How are we to do that?  Mrs. Eddy goes on to tell us how Jesus did that in the following lines, e.g. “He annulled the laws of matter...” (page 11).

One is reminded of Adam Dickey’s article titled “God’s Law of Adjustment.”  He tells us there is a law of God that can cope with any so-called law of mortal mind.

I am also reminded of a personal experience.  My husband and I were travelling to Perth in a campervan (car and caravan combo).  We had left Cobar without filling up on petrol.  It is a long way to the next town on the Barrier Highway – Wilcannia (260km/2 1/2 hours according to Internet) – so we were quite apprehensive about getting there on that amount of petrol, staying the night, and getting an early start the next morning. It was night by the time we got near to Wilcannia.  The caravan park was on the Darling River (magnificent river gums), a little distance before the town.  We headed directly into the town to get petrol.  The town was completely dark.  We found a petrol station and were told by an attendant that the town’s electricity supply was down; that we couldn’t get petrol.  Now we had been to this town before on trips to Perth and there seemed to be a darkness about the atmosphere, so my thought was, “typical of Wilcannia!” 

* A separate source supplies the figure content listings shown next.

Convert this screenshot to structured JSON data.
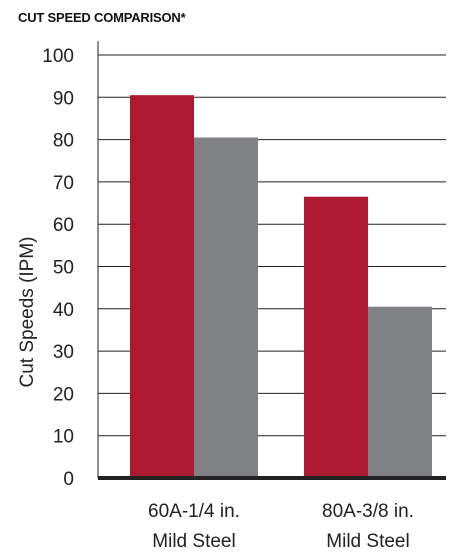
{
  "chart_data": {
    "type": "bar",
    "title": "CUT SPEED COMPARISON*",
    "ylabel": "Cut Speeds (IPM)",
    "xlabel": "",
    "ylim": [
      0,
      100
    ],
    "yticks": [
      0,
      10,
      20,
      30,
      40,
      50,
      60,
      70,
      80,
      90,
      100
    ],
    "grid": true,
    "categories": [
      [
        "60A-1/4 in.",
        "Mild Steel"
      ],
      [
        "80A-3/8 in.",
        "Mild Steel"
      ]
    ],
    "series": [
      {
        "values": [
          90.5,
          66.5
        ],
        "color": "#ab1a30"
      },
      {
        "values": [
          80.5,
          40.5
        ],
        "color": "#808185"
      }
    ]
  }
}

I was in the back of the campervan peeling potatoes to save time when we camped.  The thought came, “Let there be light!”  Immediately the electricity came on and the pumps were back in use.

Now, for a long time I had thought of this as my asking God to put the light back on, and Him doing it.  Finally, the penny dropped and I realised that it was the other way around.  God was telling me to “let there be light” in my thinking about the people and circumstances of that town. 

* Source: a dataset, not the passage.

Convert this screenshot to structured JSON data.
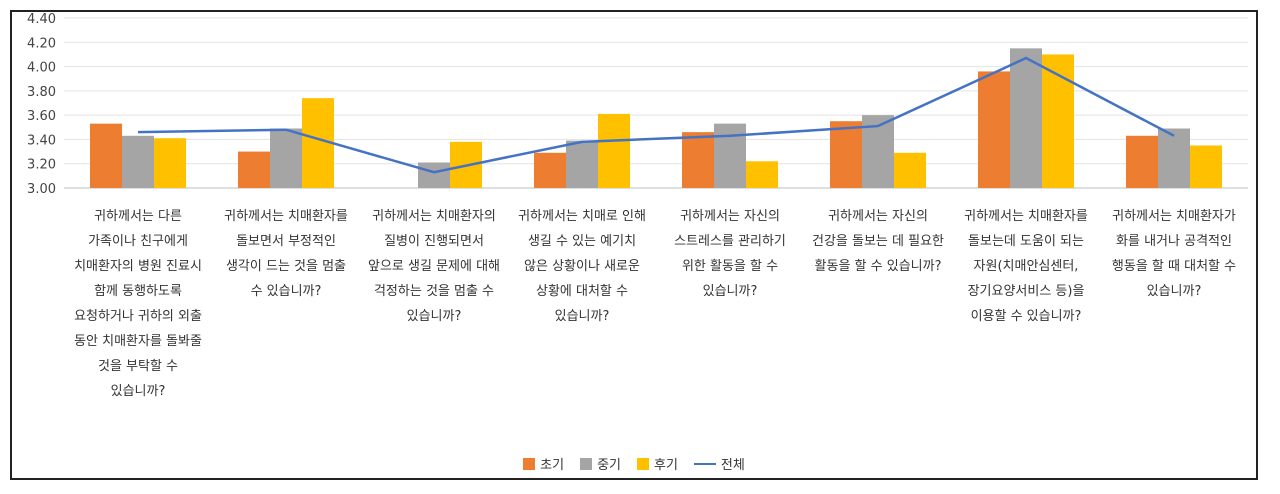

I find that as I read this book, individual words stay with me after I have turned over (the page) from them, and I feel the need to go back and take in more of their pertinence.  This morning the word is “permanent.”  Yesterday it was “Principle.”

It’s so satisfying and comforting that God knows nothing that is not permanent.  “If God knows that which is not permanent, it follows that He knows something which He must learn to unknow, for the benefit of our race” (page 13).

And when I read that “God is their divine Principle,” (that is the divine Principle of the universe and man) I had such a wonderful sense of the solidness and invincibility of God and His creation, man and the universe; a stillness and a great sense of calm and well-being.  Principle, the solid bedrock of existence.

Actually, there was another passage on page 10 – “He is not the blind force of a material universe.”  What a way to describe the supposed force of a material universe!